NFL Doesn’t Share, or Share Alike
JACKSONVILLE, Fla. — Each player from the winning team in Sunday’s Super Bowl gets a ring and a little something extra in his paycheck -- $68,000, to be exact.
Not bad for three hours of work.
Still, when tickets to the game go for $500 and a 30-second television ad sells for $2.4 million, are the players getting their fair share of the NFL largesse?
“Hell, no,” said Freddie Mitchell, the Philadelphia Eagles’ outspoken receiver. “All the stuff we had to do this week and last week. It’s just a huge monopoly. I feel like I’m in college again. It’s not fair.”
While it’s hard to generate much sympathy for someone who could make more in an afternoon than most families bring home in a year, Mitchell does have a point.
Football is the country’s most popular sport. The Super Bowl is its premier event. Yet the Boston Red Sox made off much better for winning their World Series championship, receiving full shares of $223,619.79.
And get this: The NFL’s championship money hasn’t even kept up with the cost of inflation.
The Green Bay Packers each got $15,000 for winning the first Super Bowl in 1967. According to a Federal Reserve Bank calculator available on the Internet, that’s worth about $85,000 in today’s dollars -- or $17,000 less than each player from either the Eagles or New England Patriots will get this year. (The losers receive $36,500 apiece.)
Even so, few players other than Mitchell seem concerned about their not-so-Super payouts.
“I’m just trying to win the ballgame,” Eagles linebacker Keith Adams said. “I don’t get caught up in the money.”
“Money is the last thing I’m thinking about at the Super Bowl,” Patriots tackle Matt Light said. “You just want a chance to play in that game. There’s not a man who’s thinking, ‘I wish they would pay me more.”’
Doug Allen, assistant executive director of the NFL Players Association, said Super Bowl shares have not been a high priority among the rank-and-file. They are more concerned with getting a bigger share of the pie during the regular season.
While negotiations on a new labor agreement have already started -- the current deal expires after the 2008 season -- there’s been scant mention of Super Bowl payouts as a potential issue.
“It’s not an insignificant amount of money,” Allen said. “We want it to be fair and meaningful. We listen very carefully to what the players think about it. We can elevate it as a priority if that’s what they want. But they have not made it something they want us to elevate. They want to up the ante on other things.”
Even Mitchell seems resigned to little change in the current system, which is a part of the collective bargaining agreement. Other than a 50 percent increase after the strike-shortened 1982 season -- from $18,000 to $36,000 for the winners -- the winning shares have never jumped more than $6,000 from one year to the next.

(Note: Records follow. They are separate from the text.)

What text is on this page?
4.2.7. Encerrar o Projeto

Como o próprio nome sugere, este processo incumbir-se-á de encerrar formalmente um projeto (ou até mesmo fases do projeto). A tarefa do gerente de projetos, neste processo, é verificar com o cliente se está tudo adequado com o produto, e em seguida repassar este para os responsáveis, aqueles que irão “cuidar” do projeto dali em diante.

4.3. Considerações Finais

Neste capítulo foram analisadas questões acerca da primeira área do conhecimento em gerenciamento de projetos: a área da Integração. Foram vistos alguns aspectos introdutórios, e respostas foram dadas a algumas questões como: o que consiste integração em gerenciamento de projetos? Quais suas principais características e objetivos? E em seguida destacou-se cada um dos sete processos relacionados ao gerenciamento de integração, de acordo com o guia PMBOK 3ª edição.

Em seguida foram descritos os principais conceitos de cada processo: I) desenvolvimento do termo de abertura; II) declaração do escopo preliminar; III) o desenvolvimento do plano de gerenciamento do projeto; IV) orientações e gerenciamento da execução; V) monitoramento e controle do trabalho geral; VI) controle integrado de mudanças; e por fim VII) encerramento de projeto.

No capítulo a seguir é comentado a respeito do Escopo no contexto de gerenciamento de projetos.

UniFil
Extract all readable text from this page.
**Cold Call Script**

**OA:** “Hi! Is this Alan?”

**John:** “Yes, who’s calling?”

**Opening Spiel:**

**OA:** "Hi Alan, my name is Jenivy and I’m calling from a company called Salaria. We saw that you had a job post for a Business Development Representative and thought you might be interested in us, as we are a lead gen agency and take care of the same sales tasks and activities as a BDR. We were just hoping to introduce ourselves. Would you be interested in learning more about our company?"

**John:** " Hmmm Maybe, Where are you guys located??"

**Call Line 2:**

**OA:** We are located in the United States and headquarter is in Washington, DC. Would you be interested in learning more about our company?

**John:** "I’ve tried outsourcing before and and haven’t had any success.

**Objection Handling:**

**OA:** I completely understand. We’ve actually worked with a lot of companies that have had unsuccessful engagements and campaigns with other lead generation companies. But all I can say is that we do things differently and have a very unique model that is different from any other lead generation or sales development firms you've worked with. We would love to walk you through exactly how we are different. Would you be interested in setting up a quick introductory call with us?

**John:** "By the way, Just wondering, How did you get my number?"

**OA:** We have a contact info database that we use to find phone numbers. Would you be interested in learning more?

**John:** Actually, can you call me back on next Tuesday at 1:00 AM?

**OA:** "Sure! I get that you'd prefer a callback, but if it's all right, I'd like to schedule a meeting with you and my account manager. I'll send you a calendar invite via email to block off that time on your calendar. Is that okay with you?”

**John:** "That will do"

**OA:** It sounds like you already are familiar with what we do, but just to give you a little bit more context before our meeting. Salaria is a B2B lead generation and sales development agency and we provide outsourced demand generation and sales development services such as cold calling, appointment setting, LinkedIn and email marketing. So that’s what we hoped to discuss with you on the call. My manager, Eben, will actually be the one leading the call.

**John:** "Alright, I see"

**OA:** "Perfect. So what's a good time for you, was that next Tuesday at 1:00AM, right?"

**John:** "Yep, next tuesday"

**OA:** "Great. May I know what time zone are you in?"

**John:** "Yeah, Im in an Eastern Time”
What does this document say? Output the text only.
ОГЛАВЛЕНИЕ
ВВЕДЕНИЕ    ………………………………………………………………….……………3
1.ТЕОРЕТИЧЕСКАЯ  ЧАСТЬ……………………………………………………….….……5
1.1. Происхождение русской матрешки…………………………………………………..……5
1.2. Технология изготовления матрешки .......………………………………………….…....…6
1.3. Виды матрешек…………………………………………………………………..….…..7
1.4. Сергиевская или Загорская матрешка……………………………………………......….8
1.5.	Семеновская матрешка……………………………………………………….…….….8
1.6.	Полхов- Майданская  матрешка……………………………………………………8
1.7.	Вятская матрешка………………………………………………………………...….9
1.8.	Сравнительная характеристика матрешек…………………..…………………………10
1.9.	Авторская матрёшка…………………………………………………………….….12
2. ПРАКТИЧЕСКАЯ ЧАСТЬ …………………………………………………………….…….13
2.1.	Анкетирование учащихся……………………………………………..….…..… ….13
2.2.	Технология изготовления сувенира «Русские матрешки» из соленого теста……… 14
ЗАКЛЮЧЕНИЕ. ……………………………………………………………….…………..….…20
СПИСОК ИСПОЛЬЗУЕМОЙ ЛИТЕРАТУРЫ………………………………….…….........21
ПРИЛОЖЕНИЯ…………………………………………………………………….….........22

“That’s society. You can’t change it,” he said. “It’s definitely something we should address in the bargaining agreement. At the end of the road, maybe we can get a few more chips than we’re not getting now.”
But here’s something to consider: At $500 per ticket (and some club seats cost $600), the projected gate for Sunday’s game at 79,000-seat Alltel Stadium will be something in the neighborhood of $40 million. And that doesn’t take into account what the league rakes in by selling the TV rights for its centerpiece game.
How much are players getting? If every one on the 53-player roster gets a full share, the total payout to the guys taking the handoffs, making the hits and enduring the pain would be just over $5.5 million.
NFL officials say they haven’t gotten any complaints about Super Bowl compensation. In fact, commissioner Paul Tagliabue proudly pointed out that the average payroll was $100 million this season -- the first time any U.S. sport has reached that threshold.